Quando as crianças têm chance de trabalhar, ficam em paz, e porque ficam em paz são capazes de uma socialização incomum, e muito superior à socialização das escolas convencionais, e do mundo, de forma geral.
Portanto, se a sua criança tem entre dois anos e meio e três anos, e pode ir a uma escola montessoriana, para você a pergunta está respondida: crianças precisam socializar, e ir à escola é uma excelente maneira de fazer isso.
Para todos nós, que não podemos levar nossos filhos a escolas montessorianas, as respostas mais razoáveis a que pude chegar estão abaixo.
Para uma criança entre quatro meses e um ano e meio, se a opção existir para você, vale a pena preparar a sua casa e ficar com seus filhos por aí mesmo.
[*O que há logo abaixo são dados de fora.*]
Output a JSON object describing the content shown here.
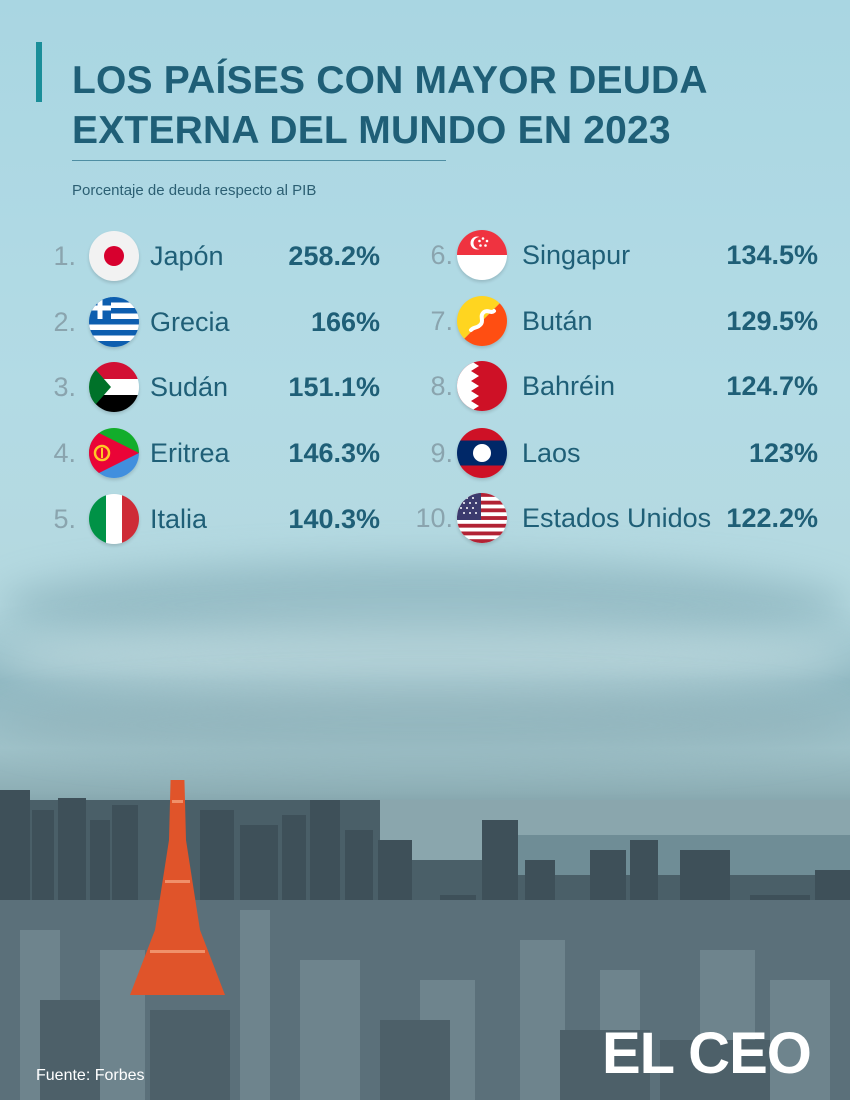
{
  "header": {
    "title_line1": "LOS PAÍSES CON MAYOR DEUDA",
    "title_line2": "EXTERNA DEL MUNDO EN 2023",
    "subtitle": "Porcentaje de deuda respecto al PIB"
  },
  "footer": {
    "source": "Fuente: Forbes",
    "brand": "EL CEO"
  },
  "colors": {
    "title": "#1f5f77",
    "accent": "#1a8e99",
    "rank": "#8aa4ae"
  },
  "chart_data": {
    "type": "table",
    "columns": [
      "rank",
      "country",
      "value"
    ],
    "rows": [
      {
        "rank": "1.",
        "country": "Japón",
        "value": "258.2%",
        "flag": "japan-flag-icon"
      },
      {
        "rank": "2.",
        "country": "Grecia",
        "value": "166%",
        "flag": "greece-flag-icon"
      },
      {
        "rank": "3.",
        "country": "Sudán",
        "value": "151.1%",
        "flag": "sudan-flag-icon"
      },
      {
        "rank": "4.",
        "country": "Eritrea",
        "value": "146.3%",
        "flag": "eritrea-flag-icon"
      },
      {
        "rank": "5.",
        "country": "Italia",
        "value": "140.3%",
        "flag": "italy-flag-icon"
      },
      {
        "rank": "6.",
        "country": "Singapur",
        "value": "134.5%",
        "flag": "singapore-flag-icon"
      },
      {
        "rank": "7.",
        "country": "Bután",
        "value": "129.5%",
        "flag": "bhutan-flag-icon"
      },
      {
        "rank": "8.",
        "country": "Bahréin",
        "value": "124.7%",
        "flag": "bahrain-flag-icon"
      },
      {
        "rank": "9.",
        "country": "Laos",
        "value": "123%",
        "flag": "laos-flag-icon"
      },
      {
        "rank": "10.",
        "country": "Estados Unidos",
        "value": "122.2%",
        "flag": "usa-flag-icon"
      }
    ]
  }
}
Um outro adulto, seja o cônjuge ou alguém contratado para isso, também é mais do que bem-vindo. Mesmo as boas escolas montessorianas para esta faixa etária fazem salas que imitam casas bem preparadas, em vários aspectos, e há inclusive muitas escolas, especialmente fora do Brasil, que têm programas de pais e filhos, em que educadores com formação montessoriana recebem as famílias inteiras na escola para trabalhar com as crianças e os adultos ao mesmo tempo.
Se o seu filho tem entre um e três anos, uma escola que satisfaça algumas das características que você pode ler aqui vai ser muito positiva para o desenvolvimento dele. Nessa idade, a criança já começa a falar e andar, e pode começar a se envolver com colegas. Note que quanto mais liberdade a escola der às crianças, em um ambiente preparado, mais essa socialização será verdadeira – e diferente da socialização industrial mais comum.
Se você tem filhos de três anos ou mais, a escola provavelmente é o melhor lugar para ele estar. Existem casos pontuais em que uma família com tempo, recursos e muita força de vontade pode fazer um trabalho de escolarização doméstica (homeschooling) superior ao trabalho que uma escola desenvolveria. Mesmo nesses casos, é importante tomar um cuidado especial com a socialização das crianças, porque nessa época da vida, é realmente importante ter amigos, brincar junto, trocar, emprestar, socializar, negociar, cooperar. Novamente aqui, quanto mais liberdade a escola oferecer, em um ambiente preparado, melhor será a socialização das crianças.
As crianças precisam do mundo para que seu desenvolvimento seja saudável. Esse mundo vai mais e mais além da casa, e mesmo além da escola, conforme a criança cresce. Depois dos seis, a socialização passa a ser um dos centros da vida da criança, e dos doze aos dezoito, é o principal motivo para acordar de manhã cedo. Mas desde o início da vida a socialização se desenvolve, pela observação do ambiente, pela descoberta e construção de si mesmo, e depois gradativamente pela co-existência em um mundo em que há outros.
Socializar não é seguir ordens, é muito mais que isso. Nossas crianças precisam e merecem ambientes onde sua socialização possa ser livre e verdadeira. A escola é importantíssima. Por sua vez, para a escola é importantíssimo que a socialização oferecida lá seja o mais genuína possível. Quem sabe, aproximando-se do que Montessori chamou de “coesão na unidade social”.
Meus filhos estudam em uma escola Montessori em Caxias do Sul, RS. É incrível o desenvolvimento. E seus conteúdos são muito relevantes para nosso dia a dia. Por que a educação nunca para.
Olá Gabriel, muito interessante a visão da socialização em Montessori. Sería possível um post sobre “como seguir a criança” após os 6 anos de idade? Obrigada!
Pena que as escolas Montessorianas sejam tão poucas e de difícil acesso, para a maioria esmagadora das famílias brasileiras, digo até mesmo inacessível. Acredito que Maria Montessori quando pensou em seu método, gostaria mesmo de ajudar os mais necessitados, infelizmente isso não ocorre. Por meio de iniciativas como essas deste site é que podemos ter um mínimo de noção do quanto abrangente é esse assunto e de quanto precária é a educação oferecida às nossas crianças, seja em casa, seja na escola e o mundo nem se fala… infelizmente.